Gold and Bitcoin: Building a Smart Portfolio
In 2025, both gold and Bitcoin are hitting record highs, reigniting the debate over their role in the modern portfolio. More than rivals, they represent two distinct philosophies: stability versus innovation. Understanding how they complement each other is key to building a solid, diversified, and future-ready portfolio.
1️⃣ History and nature of the assets
Gold has served as a reference of value and trust for more than 2,600 years.
From the first Lydian coins to the 20th-century gold standard, it has endured wars, crises, and monetary transitions.
Bitcoin, born in 2009, is its digital counterpart: a decentralized, transparent, and scarce asset independent of governments or central banks.
Both represent opposing yet complementary pillars — gold is grounded in geology and tradition, while Bitcoin is built on technology and innovation.
2️⃣ Supply and scarcity: nature vs. code
Gold’s supply is limited by nature: around 216,000 tonnes have been mined throughout history.
Production grows slowly through mining and recycling, but depends on technological advances and geological discoveries.
Bitcoin, by contrast, has programmed scarcity: there will only ever be 21 million coins.
Over 95% have already been mined, and an estimated 20% are lost forever.
Its supply is immutable, transparent, and entirely verifiable.
AurumStack Tip 💬
While gold is scarce by nature, Bitcoin is scarce by design.

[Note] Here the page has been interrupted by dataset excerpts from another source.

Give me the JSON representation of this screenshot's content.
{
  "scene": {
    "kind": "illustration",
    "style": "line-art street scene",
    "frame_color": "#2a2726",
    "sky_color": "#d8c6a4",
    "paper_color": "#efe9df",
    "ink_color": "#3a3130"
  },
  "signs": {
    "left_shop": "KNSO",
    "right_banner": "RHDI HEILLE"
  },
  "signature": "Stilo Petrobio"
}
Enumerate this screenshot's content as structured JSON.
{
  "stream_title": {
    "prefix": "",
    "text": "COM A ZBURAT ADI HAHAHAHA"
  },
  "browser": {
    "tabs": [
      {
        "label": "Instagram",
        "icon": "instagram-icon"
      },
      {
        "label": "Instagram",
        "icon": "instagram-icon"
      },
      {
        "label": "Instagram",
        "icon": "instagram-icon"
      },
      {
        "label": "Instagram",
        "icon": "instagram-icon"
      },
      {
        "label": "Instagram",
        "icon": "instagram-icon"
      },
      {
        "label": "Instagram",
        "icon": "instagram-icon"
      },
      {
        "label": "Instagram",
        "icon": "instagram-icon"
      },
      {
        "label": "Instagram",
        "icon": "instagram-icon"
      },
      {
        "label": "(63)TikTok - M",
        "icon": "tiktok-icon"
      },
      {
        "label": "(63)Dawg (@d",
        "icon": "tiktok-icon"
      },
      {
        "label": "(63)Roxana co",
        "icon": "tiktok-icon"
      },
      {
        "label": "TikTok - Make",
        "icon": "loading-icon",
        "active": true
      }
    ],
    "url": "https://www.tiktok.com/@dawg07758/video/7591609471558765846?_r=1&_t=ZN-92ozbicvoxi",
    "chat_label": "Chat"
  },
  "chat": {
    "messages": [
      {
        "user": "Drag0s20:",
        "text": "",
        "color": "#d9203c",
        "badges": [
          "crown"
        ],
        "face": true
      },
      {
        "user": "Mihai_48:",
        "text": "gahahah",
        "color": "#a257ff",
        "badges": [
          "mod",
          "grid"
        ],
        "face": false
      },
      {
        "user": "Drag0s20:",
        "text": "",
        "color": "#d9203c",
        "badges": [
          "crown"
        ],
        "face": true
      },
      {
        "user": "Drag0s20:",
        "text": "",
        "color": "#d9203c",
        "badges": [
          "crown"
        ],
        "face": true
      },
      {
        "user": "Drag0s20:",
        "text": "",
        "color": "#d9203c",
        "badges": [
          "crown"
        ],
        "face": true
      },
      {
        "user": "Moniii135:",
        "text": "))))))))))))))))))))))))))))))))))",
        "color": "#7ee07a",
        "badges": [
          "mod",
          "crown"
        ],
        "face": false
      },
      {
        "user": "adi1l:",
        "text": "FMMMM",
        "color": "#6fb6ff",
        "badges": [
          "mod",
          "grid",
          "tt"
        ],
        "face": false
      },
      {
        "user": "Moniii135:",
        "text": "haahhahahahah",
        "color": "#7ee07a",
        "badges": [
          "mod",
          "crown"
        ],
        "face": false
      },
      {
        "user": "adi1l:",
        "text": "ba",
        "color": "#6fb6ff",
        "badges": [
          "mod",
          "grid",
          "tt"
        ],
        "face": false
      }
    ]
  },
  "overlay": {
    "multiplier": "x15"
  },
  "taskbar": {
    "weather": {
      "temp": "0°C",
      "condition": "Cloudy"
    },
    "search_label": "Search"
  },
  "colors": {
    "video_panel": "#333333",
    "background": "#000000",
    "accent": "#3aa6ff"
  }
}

Both follow the same logic: protecting value against unlimited fiat money creation.
3️⃣ Demand and current dynamics
Gold demand comes mainly from central banks, institutional investors, and the jewelry industry.
In 2024, central banks bought more than 1,000 tonnes for the third consecutive year, consolidating gold as the world’s second reserve asset after the U.S. dollar.
Meanwhile, Bitcoin reached an inflection point with the approval of spot ETFs in the United States.
This milestone attracted unprecedented institutional inflows, legitimizing its role as a financial asset and alternative investment vehicle.
4️⃣ Strategic portfolio allocation
According to investment firms and institutional studies, typical allocations are:
- Gold: between 2% and 10% of a portfolio, reaching up to 15–20% in defensive strategies.
- Bitcoin: between 1% and 5% as a diversifying asset.
During 2020–2024, adding a small Bitcoin exposure improved the Sharpe ratio of many mixed portfolios, thanks to its low correlation with traditional assets.
• In a defensive portfolio, gold acts as a
store of value.
• Bitcoin functions as atechnological option with
long-term upside potential.
5️⃣ Risk and correlations
Gold tends to shine when real interest rates fall or geopolitical uncertainty rises, offering moderate volatility.
Bitcoin, in contrast, reacts more strongly to liquidity cycles and institutional risk appetite, showing sharper moves both up and down.
Combining both assets helps reduce total portfolio volatility while capturing diverse performance drivers.
6️⃣ Regulatory landscape
Both assets are increasingly integrated into the global financial framework.
- Physical gold follows international LBMA Good Delivery standards.
- Bitcoin is covered by the MiCA regulation in the European Union and recognized by the SEC in the United States, classified as a commodity in the spot market and backing newly approved ETFs.
These regulations provide legal certainty and encourage broader institutional adoption.
7️⃣ Practical allocation example
A balanced defensive structure might look like this:
• 25% physical gold or gold-backed ETFs
• 5% Bitcoin, preferably via ETF or secure custody
• 70% other assets (equities, bonds, cash)
Periodic rebalancing —for example, once per year— allows you to capture gains and keep risk in check, without resorting to market timing.
🧭 Conclusion
Gold and Bitcoin represent two sides of the same coin: the pursuit of value preservation amid uncertainty.
Combining them allows investors to benefit from the historical resilience of the former and the technological potential of the latter.
AurumStack Tip 💬
A modern portfolio is not defined only by what it earns, but by what it withstands.